After the rise of D&D as a hobby, other people realized the potential of role-playing games and there was an explosion of systems in the late 70’s/early 80’s. One such system was Champions.
Instead of a fantasy setting, Champions modeled 4-color comic book scenarios. And the approach it took was pretty different from D&D. Instead of a menu of options available to players, Champions offered a toolkit so that players could make whatever they wanted. It was a generic system intended to model anything the players or GM needed.
The core feature that makes the game soar is the special effect/mechanics divide. Where the look and feel of a power is a part of how it is written up for most games (think the flames of D&D’s Burning Hands spell), the specific look and feel of a power in Champions is completely separate from how it functions in the system.

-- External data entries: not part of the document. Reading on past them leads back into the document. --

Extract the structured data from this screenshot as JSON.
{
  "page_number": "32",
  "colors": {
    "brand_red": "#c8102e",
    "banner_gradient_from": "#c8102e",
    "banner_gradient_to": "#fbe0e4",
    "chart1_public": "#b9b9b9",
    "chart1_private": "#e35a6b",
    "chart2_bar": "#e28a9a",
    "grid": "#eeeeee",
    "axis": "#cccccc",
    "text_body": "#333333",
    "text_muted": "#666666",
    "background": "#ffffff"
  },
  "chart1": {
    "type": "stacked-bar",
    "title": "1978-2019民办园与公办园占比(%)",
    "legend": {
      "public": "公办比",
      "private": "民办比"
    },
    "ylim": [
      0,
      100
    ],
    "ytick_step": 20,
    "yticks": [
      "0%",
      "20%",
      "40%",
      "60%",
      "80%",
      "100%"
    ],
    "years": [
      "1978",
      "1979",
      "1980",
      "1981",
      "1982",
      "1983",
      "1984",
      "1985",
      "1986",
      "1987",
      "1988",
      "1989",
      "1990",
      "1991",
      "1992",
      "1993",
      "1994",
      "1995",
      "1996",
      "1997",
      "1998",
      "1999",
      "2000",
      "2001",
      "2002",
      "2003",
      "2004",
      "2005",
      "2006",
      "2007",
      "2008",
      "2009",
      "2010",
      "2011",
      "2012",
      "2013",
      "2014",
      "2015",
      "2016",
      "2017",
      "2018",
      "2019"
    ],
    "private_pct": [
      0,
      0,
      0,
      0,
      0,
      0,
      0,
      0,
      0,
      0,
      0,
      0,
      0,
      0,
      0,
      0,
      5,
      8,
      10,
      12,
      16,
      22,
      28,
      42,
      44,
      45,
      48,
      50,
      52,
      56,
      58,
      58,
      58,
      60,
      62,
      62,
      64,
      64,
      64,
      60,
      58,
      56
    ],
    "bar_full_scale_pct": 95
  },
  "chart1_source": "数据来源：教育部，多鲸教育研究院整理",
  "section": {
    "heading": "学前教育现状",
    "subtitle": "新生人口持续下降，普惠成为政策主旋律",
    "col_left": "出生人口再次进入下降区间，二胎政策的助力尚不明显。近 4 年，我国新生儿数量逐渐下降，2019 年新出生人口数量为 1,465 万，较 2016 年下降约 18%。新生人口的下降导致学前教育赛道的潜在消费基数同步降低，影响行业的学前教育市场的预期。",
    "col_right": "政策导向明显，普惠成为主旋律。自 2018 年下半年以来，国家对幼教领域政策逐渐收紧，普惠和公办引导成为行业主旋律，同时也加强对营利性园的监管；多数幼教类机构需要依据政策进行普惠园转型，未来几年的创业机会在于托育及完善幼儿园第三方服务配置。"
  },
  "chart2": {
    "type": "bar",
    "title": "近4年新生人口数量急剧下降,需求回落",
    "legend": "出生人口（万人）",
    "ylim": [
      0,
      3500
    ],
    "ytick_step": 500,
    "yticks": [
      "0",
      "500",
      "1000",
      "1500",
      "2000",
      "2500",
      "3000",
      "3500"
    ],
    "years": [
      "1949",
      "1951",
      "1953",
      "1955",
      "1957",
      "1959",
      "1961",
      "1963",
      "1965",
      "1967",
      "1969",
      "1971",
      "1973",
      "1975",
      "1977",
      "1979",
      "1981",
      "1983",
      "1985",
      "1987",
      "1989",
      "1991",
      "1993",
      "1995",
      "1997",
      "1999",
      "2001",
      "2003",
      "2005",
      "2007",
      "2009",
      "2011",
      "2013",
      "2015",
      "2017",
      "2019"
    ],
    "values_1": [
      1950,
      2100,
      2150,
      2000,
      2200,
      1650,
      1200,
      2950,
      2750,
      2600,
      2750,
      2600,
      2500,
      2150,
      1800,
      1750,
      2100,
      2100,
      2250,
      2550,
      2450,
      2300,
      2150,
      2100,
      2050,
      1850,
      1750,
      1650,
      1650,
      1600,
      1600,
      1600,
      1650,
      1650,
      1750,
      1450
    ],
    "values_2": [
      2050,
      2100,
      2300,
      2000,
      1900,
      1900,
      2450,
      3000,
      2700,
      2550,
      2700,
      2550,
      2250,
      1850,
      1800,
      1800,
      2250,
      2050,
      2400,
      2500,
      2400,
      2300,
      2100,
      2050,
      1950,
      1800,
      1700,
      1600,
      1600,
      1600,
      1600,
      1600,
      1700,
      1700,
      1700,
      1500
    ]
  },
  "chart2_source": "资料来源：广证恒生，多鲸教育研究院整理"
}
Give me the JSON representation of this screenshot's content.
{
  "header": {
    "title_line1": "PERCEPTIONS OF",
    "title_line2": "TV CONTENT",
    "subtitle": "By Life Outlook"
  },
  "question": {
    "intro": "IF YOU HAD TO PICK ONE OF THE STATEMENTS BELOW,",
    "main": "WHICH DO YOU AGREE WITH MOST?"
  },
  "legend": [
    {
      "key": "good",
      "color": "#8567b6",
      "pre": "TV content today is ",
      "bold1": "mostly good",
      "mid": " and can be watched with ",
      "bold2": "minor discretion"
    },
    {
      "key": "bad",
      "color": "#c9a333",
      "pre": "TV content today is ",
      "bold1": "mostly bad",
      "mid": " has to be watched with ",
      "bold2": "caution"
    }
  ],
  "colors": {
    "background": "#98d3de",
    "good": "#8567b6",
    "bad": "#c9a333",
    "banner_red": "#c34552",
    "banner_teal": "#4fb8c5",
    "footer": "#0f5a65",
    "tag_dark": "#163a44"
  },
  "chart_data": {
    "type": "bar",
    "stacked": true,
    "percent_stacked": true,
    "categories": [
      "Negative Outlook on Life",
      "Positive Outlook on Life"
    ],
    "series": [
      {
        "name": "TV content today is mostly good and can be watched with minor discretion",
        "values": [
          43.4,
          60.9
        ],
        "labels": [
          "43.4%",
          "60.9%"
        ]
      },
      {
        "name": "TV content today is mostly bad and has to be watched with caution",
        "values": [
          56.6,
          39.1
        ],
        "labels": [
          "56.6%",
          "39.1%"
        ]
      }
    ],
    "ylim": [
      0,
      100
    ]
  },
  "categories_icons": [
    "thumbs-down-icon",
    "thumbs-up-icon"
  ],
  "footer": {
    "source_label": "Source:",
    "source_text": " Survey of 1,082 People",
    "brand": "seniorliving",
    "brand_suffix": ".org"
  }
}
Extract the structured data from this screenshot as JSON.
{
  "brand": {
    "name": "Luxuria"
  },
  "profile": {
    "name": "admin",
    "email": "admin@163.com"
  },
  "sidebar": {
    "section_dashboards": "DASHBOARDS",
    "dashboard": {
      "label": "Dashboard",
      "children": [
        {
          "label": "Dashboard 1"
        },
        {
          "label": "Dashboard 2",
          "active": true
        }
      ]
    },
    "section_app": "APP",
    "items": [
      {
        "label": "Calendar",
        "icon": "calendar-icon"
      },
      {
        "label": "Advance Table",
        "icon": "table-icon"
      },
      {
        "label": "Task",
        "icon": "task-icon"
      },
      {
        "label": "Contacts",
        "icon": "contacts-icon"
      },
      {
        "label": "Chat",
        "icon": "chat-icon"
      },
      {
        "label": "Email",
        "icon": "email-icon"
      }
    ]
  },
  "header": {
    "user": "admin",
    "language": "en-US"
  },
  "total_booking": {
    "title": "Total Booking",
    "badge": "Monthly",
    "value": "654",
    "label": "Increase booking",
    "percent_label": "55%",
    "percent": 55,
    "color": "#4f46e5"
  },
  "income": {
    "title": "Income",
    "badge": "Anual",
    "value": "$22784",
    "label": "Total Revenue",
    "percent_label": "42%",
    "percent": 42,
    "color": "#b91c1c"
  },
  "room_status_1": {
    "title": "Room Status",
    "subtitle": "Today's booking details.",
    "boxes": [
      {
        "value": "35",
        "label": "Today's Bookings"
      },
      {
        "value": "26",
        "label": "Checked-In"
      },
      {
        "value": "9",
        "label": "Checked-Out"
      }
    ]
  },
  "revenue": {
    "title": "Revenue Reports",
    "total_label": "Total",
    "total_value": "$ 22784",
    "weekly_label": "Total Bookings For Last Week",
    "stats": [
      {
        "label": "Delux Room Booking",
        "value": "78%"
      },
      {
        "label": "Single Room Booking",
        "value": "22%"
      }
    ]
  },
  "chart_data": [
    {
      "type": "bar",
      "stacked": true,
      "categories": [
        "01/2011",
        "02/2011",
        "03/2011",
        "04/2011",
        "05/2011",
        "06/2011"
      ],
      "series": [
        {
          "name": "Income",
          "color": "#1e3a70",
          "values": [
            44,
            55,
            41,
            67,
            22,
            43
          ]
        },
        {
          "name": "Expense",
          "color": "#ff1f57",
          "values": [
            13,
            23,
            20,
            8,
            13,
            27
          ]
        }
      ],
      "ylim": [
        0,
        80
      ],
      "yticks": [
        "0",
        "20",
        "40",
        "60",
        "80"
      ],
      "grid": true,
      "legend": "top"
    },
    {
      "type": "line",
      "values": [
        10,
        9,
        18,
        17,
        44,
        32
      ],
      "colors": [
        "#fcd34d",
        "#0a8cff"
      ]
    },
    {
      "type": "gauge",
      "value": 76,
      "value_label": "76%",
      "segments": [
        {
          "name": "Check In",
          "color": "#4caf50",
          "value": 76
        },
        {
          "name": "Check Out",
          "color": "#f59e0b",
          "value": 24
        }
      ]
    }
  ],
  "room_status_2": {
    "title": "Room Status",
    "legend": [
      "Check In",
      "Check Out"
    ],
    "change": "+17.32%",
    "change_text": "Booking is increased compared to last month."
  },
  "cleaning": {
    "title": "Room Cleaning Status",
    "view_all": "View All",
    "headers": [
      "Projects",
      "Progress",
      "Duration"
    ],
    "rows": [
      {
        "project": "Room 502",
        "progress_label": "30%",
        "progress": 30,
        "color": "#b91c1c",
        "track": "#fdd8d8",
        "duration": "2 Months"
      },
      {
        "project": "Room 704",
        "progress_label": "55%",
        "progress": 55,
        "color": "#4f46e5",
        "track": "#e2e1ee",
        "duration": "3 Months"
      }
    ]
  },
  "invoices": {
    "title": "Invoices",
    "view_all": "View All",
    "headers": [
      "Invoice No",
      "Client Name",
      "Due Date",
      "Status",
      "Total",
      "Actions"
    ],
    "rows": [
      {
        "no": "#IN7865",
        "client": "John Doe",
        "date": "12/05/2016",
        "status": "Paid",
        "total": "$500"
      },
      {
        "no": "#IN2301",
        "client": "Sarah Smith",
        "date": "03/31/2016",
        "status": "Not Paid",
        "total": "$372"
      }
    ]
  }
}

If I were building a character with lightning based powers and another with ice based powers, I might give the former a devastating lightning bolt that he can hurl at enemies. The ice based hero might get an arctic blast that she can use to freeze things solid.
In game terms, mechanics, these work the same way. They are both what is called an energy blast. The difference is that the player decides what that blast looks like, which has an effect on play.
There are a couple of ways this affects play. An ice beam will hit the target, leaving them with small ice crystals across the point of impact. A lightning bolt might burn a neat hole in the clothes the target is wearing, and set his hair on end.
If the ice hero fights someone with fire powers, and they both have an energy blast that is mechanically the same, by the game rules they would cancel each other out.
I adore this system. You can model almost anything with the combination of mechanics and special effect.
Some time after Champions was released they tweaked the system so it could be used as a universal system. This was released as the HERO System. You can run science fiction, horror, fantasy, pulp, etc.
So, HERO System has a few drawbacks. The first is that there is a learning curve. Like GURPS (another universal system), HERO System has a lot of moving parts.
The other drawback is time. Building things can be time consuming. Building an entire campaign’s worth of material can be a difficult obstacle to overcome. To help, there are lots and lots of sourcebooks with prebuilt enemies, allies, items, etc.
Still, I love this system. Being able to model anything is nice, but there’s something freeing about being that much more in control over the game. I dunno. Maybe I like punching bad guys through brick walls.